Most recently, I came to the conclusion that I needed to make another big change in my life. In order to better pursue my dreams of traveling, I need to have true financial freedom. Without debt, the possibilities of where I can go are virtually endless. I made the difficult decision to sell my car, coincidentally exactly three years from the day I purchased it. The process of driving to the sale was unexpectedly emotional, I didn’t realize I would have such a strong reaction to letting it go. I couldn’t get past how it felt as if I was abandoning my best friend and I cried all the way there and off and on the rest of the day. I had so many good memories wrapped up in that car, roadtripping with Cole, exploring thousands of miles of Oregon, Washington, and California over the last three years. Now is the time to focus on the positive though. I will use the money saved from that expense to pay off my credit card and old medical debt. It’s going to mean a few adjustments on how I get around town but I feel confident I’ll navigate all of that just fine. There are also a plethora of rental cars to choose from in town for those road trips Cole and I enjoy so much. Another step I’m taking toward this financial goal is moving to a studio apartment on the Northwest side of town in February. It will mean significant savings in my rent to further help my debt payoff with the added bonus of a new neighborhood for Cole and me to explore. It also gives me another opportunity to further minimalize my belongings which is a process I truly enjoy. It’s an interesting process to go through and an eye-opening one at that. So much of our stuff really isn’t needed to have a comfortable life. As I slowly sell things off, I see all the space that is opening up in my current one bedroom apartment and I think I finally understand what I’ve read a hundred times: the more space you have, the more things you will acquire to fill it up.

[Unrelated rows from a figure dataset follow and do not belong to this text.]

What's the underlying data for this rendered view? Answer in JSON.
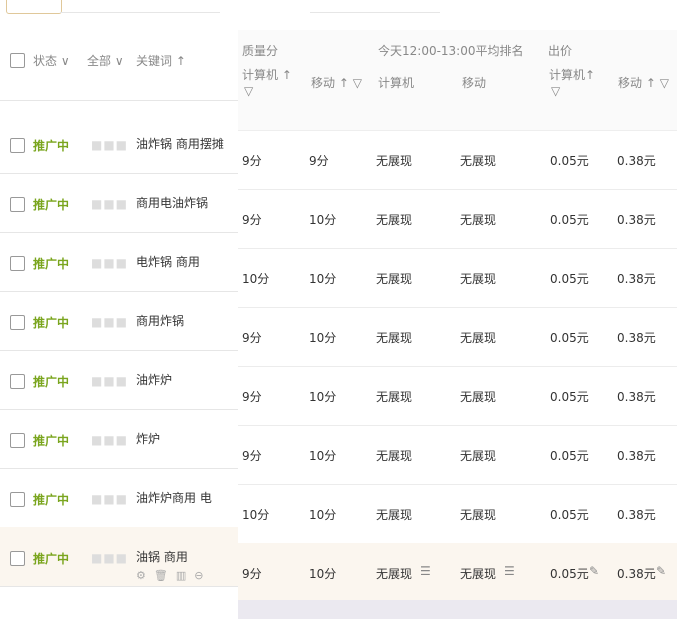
{
  "header": {
    "status": "状态",
    "all": "全部",
    "keyword": "关键词",
    "quality": "质量分",
    "rank": "今天12:00-13:00平均排名",
    "bid": "出价",
    "pc": "计算机",
    "mobile": "移动",
    "sort_up": "↑",
    "filter": "▽",
    "dropdown": "∨"
  },
  "colors": {
    "status": "#7aa51e",
    "highlight": "#fbf6ef"
  },
  "rows": [
    {
      "status": "推广中",
      "keyword": "油炸锅 商用摆摊",
      "q_pc": "9分",
      "q_mobile": "9分",
      "r_pc": "无展现",
      "r_mobile": "无展现",
      "b_pc": "0.05元",
      "b_mobile": "0.38元"
    },
    {
      "status": "推广中",
      "keyword": "商用电油炸锅",
      "q_pc": "9分",
      "q_mobile": "10分",
      "r_pc": "无展现",
      "r_mobile": "无展现",
      "b_pc": "0.05元",
      "b_mobile": "0.38元"
    },
    {
      "status": "推广中",
      "keyword": "电炸锅 商用",
      "q_pc": "10分",
      "q_mobile": "10分",
      "r_pc": "无展现",
      "r_mobile": "无展现",
      "b_pc": "0.05元",
      "b_mobile": "0.38元"
    },
    {
      "status": "推广中",
      "keyword": "商用炸锅",
      "q_pc": "9分",
      "q_mobile": "10分",
      "r_pc": "无展现",
      "r_mobile": "无展现",
      "b_pc": "0.05元",
      "b_mobile": "0.38元"
    },
    {
      "status": "推广中",
      "keyword": "油炸炉",
      "q_pc": "9分",
      "q_mobile": "10分",
      "r_pc": "无展现",
      "r_mobile": "无展现",
      "b_pc": "0.05元",
      "b_mobile": "0.38元"
    },
    {
      "status": "推广中",
      "keyword": "炸炉",
      "q_pc": "9分",
      "q_mobile": "10分",
      "r_pc": "无展现",
      "r_mobile": "无展现",
      "b_pc": "0.05元",
      "b_mobile": "0.38元"
    },
    {
      "status": "推广中",
      "keyword": "油炸炉商用 电",
      "q_pc": "10分",
      "q_mobile": "10分",
      "r_pc": "无展现",
      "r_mobile": "无展现",
      "b_pc": "0.05元",
      "b_mobile": "0.38元"
    },
    {
      "status": "推广中",
      "keyword": "油锅 商用",
      "q_pc": "9分",
      "q_mobile": "10分",
      "r_pc": "无展现",
      "r_mobile": "无展现",
      "b_pc": "0.05元",
      "b_mobile": "0.38元"
    }
  ],
  "icons": [
    "settings-icon",
    "delete-icon",
    "chart-icon",
    "more-icon",
    "detail-list-icon",
    "edit-icon"
  ]
}
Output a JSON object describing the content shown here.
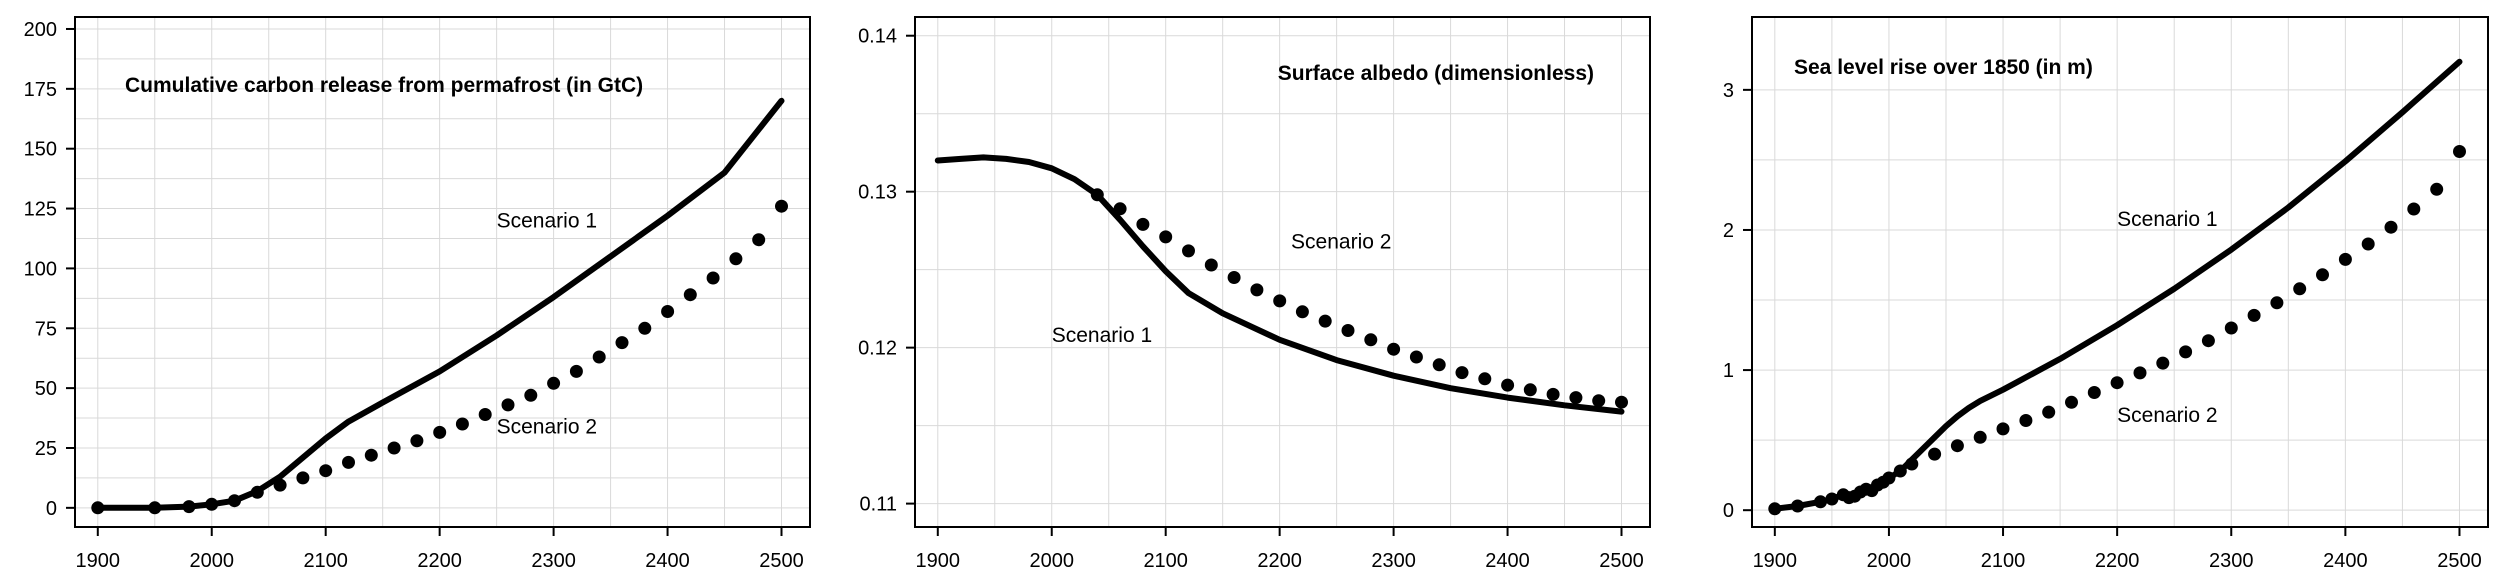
{
  "colors": {
    "ink": "#000000",
    "grid": "#d9d9d9",
    "background": "#ffffff"
  },
  "chart_data": [
    {
      "type": "line",
      "title": "Cumulative carbon release from permafrost (in GtC)",
      "xlabel": "",
      "ylabel": "",
      "xlim": [
        1880,
        2525
      ],
      "ylim": [
        -8,
        205
      ],
      "xticks": [
        1900,
        2000,
        2100,
        2200,
        2300,
        2400,
        2500
      ],
      "yticks": [
        0,
        25,
        50,
        75,
        100,
        125,
        150,
        175,
        200
      ],
      "grid": true,
      "series": [
        {
          "name": "Scenario 1",
          "style": "solid",
          "x": [
            1900,
            1950,
            1980,
            2000,
            2020,
            2040,
            2060,
            2080,
            2100,
            2120,
            2150,
            2200,
            2250,
            2300,
            2350,
            2400,
            2450,
            2500
          ],
          "y": [
            0,
            0,
            0.5,
            1.5,
            3,
            7,
            13,
            21,
            29,
            36,
            44,
            57,
            72,
            88,
            105,
            122,
            140,
            170
          ]
        },
        {
          "name": "Scenario 2",
          "style": "dotted",
          "x": [
            1900,
            1950,
            1980,
            2000,
            2020,
            2040,
            2060,
            2080,
            2100,
            2120,
            2140,
            2160,
            2180,
            2200,
            2220,
            2240,
            2260,
            2280,
            2300,
            2320,
            2340,
            2360,
            2380,
            2400,
            2420,
            2440,
            2460,
            2480,
            2500
          ],
          "y": [
            0,
            0,
            0.5,
            1.5,
            3,
            6.5,
            9.5,
            12.5,
            15.5,
            19,
            22,
            25,
            28,
            31.5,
            35,
            39,
            43,
            47,
            52,
            57,
            63,
            69,
            75,
            82,
            89,
            96,
            104,
            112,
            126
          ]
        }
      ],
      "labels": [
        {
          "text": "Scenario 1",
          "x": 2250,
          "y": 120
        },
        {
          "text": "Scenario 2",
          "x": 2250,
          "y": 34
        }
      ]
    },
    {
      "type": "line",
      "title": "Surface albedo (dimensionless)",
      "xlabel": "",
      "ylabel": "",
      "xlim": [
        1880,
        2525
      ],
      "ylim": [
        0.1085,
        0.1412
      ],
      "xticks": [
        1900,
        2000,
        2100,
        2200,
        2300,
        2400,
        2500
      ],
      "yticks": [
        0.11,
        0.12,
        0.13,
        0.14
      ],
      "grid": true,
      "series": [
        {
          "name": "Scenario 1",
          "style": "solid",
          "x": [
            1900,
            1920,
            1940,
            1960,
            1980,
            2000,
            2020,
            2040,
            2060,
            2080,
            2100,
            2120,
            2150,
            2200,
            2250,
            2300,
            2350,
            2400,
            2450,
            2500
          ],
          "y": [
            0.132,
            0.1321,
            0.1322,
            0.1321,
            0.1319,
            0.1315,
            0.1308,
            0.1298,
            0.1282,
            0.1265,
            0.1249,
            0.1235,
            0.1222,
            0.1205,
            0.1192,
            0.1182,
            0.1174,
            0.1168,
            0.1163,
            0.1159
          ]
        },
        {
          "name": "Scenario 2",
          "style": "dotted",
          "x": [
            2040,
            2060,
            2080,
            2100,
            2120,
            2140,
            2160,
            2180,
            2200,
            2220,
            2240,
            2260,
            2280,
            2300,
            2320,
            2340,
            2360,
            2380,
            2400,
            2420,
            2440,
            2460,
            2480,
            2500
          ],
          "y": [
            0.1298,
            0.1289,
            0.1279,
            0.1271,
            0.1262,
            0.1253,
            0.1245,
            0.1237,
            0.123,
            0.1223,
            0.1217,
            0.1211,
            0.1205,
            0.1199,
            0.1194,
            0.1189,
            0.1184,
            0.118,
            0.1176,
            0.1173,
            0.117,
            0.1168,
            0.1166,
            0.1165
          ]
        }
      ],
      "labels": [
        {
          "text": "Scenario 2",
          "x": 2210,
          "y": 0.1268
        },
        {
          "text": "Scenario 1",
          "x": 2000,
          "y": 0.1208
        }
      ]
    },
    {
      "type": "line",
      "title": "Sea level rise over 1850 (in m)",
      "xlabel": "",
      "ylabel": "",
      "xlim": [
        1880,
        2525
      ],
      "ylim": [
        -0.12,
        3.52
      ],
      "xticks": [
        1900,
        2000,
        2100,
        2200,
        2300,
        2400,
        2500
      ],
      "yticks": [
        0,
        1,
        2,
        3
      ],
      "grid": true,
      "series": [
        {
          "name": "Scenario 1",
          "style": "solid",
          "x": [
            1900,
            1920,
            1940,
            1950,
            1960,
            1965,
            1970,
            1975,
            1980,
            1985,
            1990,
            1995,
            2000,
            2010,
            2020,
            2030,
            2040,
            2050,
            2060,
            2070,
            2080,
            2090,
            2100,
            2150,
            2200,
            2250,
            2300,
            2350,
            2400,
            2450,
            2500
          ],
          "y": [
            0.01,
            0.03,
            0.06,
            0.08,
            0.11,
            0.09,
            0.1,
            0.13,
            0.15,
            0.14,
            0.18,
            0.2,
            0.23,
            0.28,
            0.36,
            0.44,
            0.52,
            0.6,
            0.67,
            0.73,
            0.78,
            0.82,
            0.86,
            1.08,
            1.32,
            1.58,
            1.86,
            2.16,
            2.49,
            2.84,
            3.2
          ]
        },
        {
          "name": "Scenario 2",
          "style": "dotted",
          "x": [
            1900,
            1920,
            1940,
            1950,
            1960,
            1965,
            1970,
            1975,
            1980,
            1985,
            1990,
            1995,
            2000,
            2010,
            2020,
            2040,
            2060,
            2080,
            2100,
            2120,
            2140,
            2160,
            2180,
            2200,
            2220,
            2240,
            2260,
            2280,
            2300,
            2320,
            2340,
            2360,
            2380,
            2400,
            2420,
            2440,
            2460,
            2480,
            2500
          ],
          "y": [
            0.01,
            0.03,
            0.06,
            0.08,
            0.11,
            0.09,
            0.1,
            0.13,
            0.15,
            0.14,
            0.18,
            0.2,
            0.23,
            0.28,
            0.33,
            0.4,
            0.46,
            0.52,
            0.58,
            0.64,
            0.7,
            0.77,
            0.84,
            0.91,
            0.98,
            1.05,
            1.13,
            1.21,
            1.3,
            1.39,
            1.48,
            1.58,
            1.68,
            1.79,
            1.9,
            2.02,
            2.15,
            2.29,
            2.56
          ]
        }
      ],
      "labels": [
        {
          "text": "Scenario 1",
          "x": 2200,
          "y": 2.08
        },
        {
          "text": "Scenario 2",
          "x": 2200,
          "y": 0.68
        }
      ]
    }
  ]
}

I’m not sure what to expect in 2018. I guess all any of us can do is trust that whatever happens is needed to get us where we’re supposed to be. This year, I’m especially thankful for the friends who supported me, my family who loves me from afar, an amazing little pug who is always by my side, a job with a great company that has been so understanding of my health issues, and for the privilege of living in such a beautiful part of the country. Happy New Year to all of you and thanks so much for following this crazy journey that is my life.